Claire Scorzi 13/04/2021
Sob o Olhar de um Sartoris: A Guerra e Depois
Os Invencidos é segundo alguns um dos livros mais acessíveis de William Faulkner. Composto como um romance-móvel, com contos que são instantâneos de diversos momentos na vida de um grupo de personagens, formando assim "capítulos" - pode ser considerado um romance histórico, cobrindo os anos da Guerra Civil Americana e o pós-guerra no Sul dos EUA. Ele se detém primordialmente na família Sartoris, John Sartoris, seu filho Bayard, a avó Rosa Millard, alguns primos e tias, escravos, vizinhos. Além dos Sartoris, também o ramo das famílias Sutpen e Snopes aparecem aqui, e todas são ramos de famílias criadas pela ficção de Faulkner. Em "Sartoris" (1929), como o título já diz, a família irá reaparecer, então enfocando os descendentes de John Sartoris à época da Primeira Guerra. Sutpen é uma das principais figuras de "Absalão, Absalão!" e o ramo dos Snopes será retomado numa trilogia dedicada toda a essa família, das origens à decadência, em O Povoado - A Cidade - A Mansão.

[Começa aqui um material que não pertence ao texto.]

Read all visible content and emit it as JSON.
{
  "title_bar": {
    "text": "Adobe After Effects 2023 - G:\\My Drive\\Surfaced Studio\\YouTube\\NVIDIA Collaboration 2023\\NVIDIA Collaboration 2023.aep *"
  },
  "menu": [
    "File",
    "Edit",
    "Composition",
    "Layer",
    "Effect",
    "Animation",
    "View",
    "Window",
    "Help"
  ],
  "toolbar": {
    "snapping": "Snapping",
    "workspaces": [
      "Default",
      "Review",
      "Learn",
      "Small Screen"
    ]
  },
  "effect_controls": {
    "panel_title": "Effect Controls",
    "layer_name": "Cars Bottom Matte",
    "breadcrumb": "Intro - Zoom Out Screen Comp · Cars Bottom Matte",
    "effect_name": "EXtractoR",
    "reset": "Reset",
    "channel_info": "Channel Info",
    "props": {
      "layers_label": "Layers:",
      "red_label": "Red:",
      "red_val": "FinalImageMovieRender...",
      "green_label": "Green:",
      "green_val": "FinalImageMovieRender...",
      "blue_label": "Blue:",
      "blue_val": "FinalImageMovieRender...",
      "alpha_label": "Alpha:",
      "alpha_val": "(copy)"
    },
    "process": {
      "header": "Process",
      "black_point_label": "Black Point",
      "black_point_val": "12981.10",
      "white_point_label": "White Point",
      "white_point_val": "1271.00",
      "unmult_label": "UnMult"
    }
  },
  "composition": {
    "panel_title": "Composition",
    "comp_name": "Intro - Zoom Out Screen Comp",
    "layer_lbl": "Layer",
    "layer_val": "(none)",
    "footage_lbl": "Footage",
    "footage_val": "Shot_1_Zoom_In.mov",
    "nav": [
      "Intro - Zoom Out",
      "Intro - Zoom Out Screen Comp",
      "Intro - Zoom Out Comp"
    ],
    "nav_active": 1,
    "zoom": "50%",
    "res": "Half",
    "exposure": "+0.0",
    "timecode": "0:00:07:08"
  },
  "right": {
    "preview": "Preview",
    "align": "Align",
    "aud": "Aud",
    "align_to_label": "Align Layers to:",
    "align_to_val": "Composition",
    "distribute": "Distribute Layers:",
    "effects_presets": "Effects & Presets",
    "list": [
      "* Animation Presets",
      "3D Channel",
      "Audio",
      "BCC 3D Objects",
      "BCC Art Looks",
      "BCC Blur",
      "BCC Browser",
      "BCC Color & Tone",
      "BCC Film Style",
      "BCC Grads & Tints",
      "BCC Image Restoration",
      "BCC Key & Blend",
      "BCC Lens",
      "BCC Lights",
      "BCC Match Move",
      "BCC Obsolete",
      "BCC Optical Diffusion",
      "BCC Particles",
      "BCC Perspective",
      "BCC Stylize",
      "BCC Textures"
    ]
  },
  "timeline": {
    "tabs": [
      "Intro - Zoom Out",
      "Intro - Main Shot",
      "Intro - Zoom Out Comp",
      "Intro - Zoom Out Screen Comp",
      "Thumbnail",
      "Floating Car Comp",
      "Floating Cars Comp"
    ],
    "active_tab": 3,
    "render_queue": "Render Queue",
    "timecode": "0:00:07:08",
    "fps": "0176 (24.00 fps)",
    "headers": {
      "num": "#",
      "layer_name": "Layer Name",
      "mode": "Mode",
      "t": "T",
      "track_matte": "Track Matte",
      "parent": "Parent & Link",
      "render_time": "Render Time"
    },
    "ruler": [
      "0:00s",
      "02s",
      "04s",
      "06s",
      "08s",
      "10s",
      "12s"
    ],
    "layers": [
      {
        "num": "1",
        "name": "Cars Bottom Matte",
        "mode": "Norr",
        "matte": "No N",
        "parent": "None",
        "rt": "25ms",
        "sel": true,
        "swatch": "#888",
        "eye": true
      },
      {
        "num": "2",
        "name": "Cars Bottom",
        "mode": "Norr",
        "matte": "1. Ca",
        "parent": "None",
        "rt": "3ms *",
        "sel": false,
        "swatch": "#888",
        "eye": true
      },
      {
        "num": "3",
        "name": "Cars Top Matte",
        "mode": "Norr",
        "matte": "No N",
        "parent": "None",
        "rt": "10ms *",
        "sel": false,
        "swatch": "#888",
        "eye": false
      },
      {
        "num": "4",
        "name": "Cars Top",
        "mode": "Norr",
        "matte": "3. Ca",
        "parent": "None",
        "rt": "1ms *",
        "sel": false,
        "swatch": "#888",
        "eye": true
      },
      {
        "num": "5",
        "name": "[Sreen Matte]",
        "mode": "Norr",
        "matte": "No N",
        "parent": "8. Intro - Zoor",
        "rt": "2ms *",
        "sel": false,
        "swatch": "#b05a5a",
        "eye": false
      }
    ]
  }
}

Aqui, em Os Invencidos, Sartoris é a família a exemplificar a nobreza do Sul, que luta, sofre, empobrece e sai derrotada da guerra. Embora não possa ser considerado um painel abrangente desse período e da vida de então, este não é o objetivo de Faulkner: ele usa uma família, um microcosmo desse mundo sulista, e seus parentes e vizinhos imediatos, para radiografar / fotografar o Sul de então. Faz um belíssimo trabalho.
Narrado pelo jovem Bayard, cuja narrativa vai mudando a medida que o menino de doze anos vai amadurecendo e chegando aos vinte e quatro anos, o enxuto volume de 165 páginas (nesta tradução) dá conta de muito: hábitos, formas de pensar e de se expressar, preconceitos, valores, estruturas sociais, economia, procedimentos militares e de guerra (Faulkner jamais toma partido nem é maniqueísta: os sulistas, como nos nortistas, tem méritos e defeitos), alimentação, relações familiares, a convivência de brancos e negros (e como uns internalizam os modos de pensar de outros); vemos o menino e depois adolescente e depois jovem adulto Bayard Sartoris crescer mental e emocionalmente sem que Faulkner nos chame a atenção para isso; como observa o tradutor, Waltensir Dutra, numa curta mas boa introdução, a idealização do olhar de criança vai desaparecendo. Chega a hora em que Bayard deve decidir em que acredita. E este não será um momento fácil.
Enquanto ia relendo "Os Invencidos" e reencontrando personagens e famílias de outros livros, pensei que deveria fazer um desenho minucioso de árvores genealógicas criadas por Faulkner. Isso com certeza ajudaria. Algumas situações e menções aqui serão retomadas em outros livros, de forma que dificilmente temos acesso a "toda" a história num livro único. O universo amplo do autor se espalha por mais de quinze livros.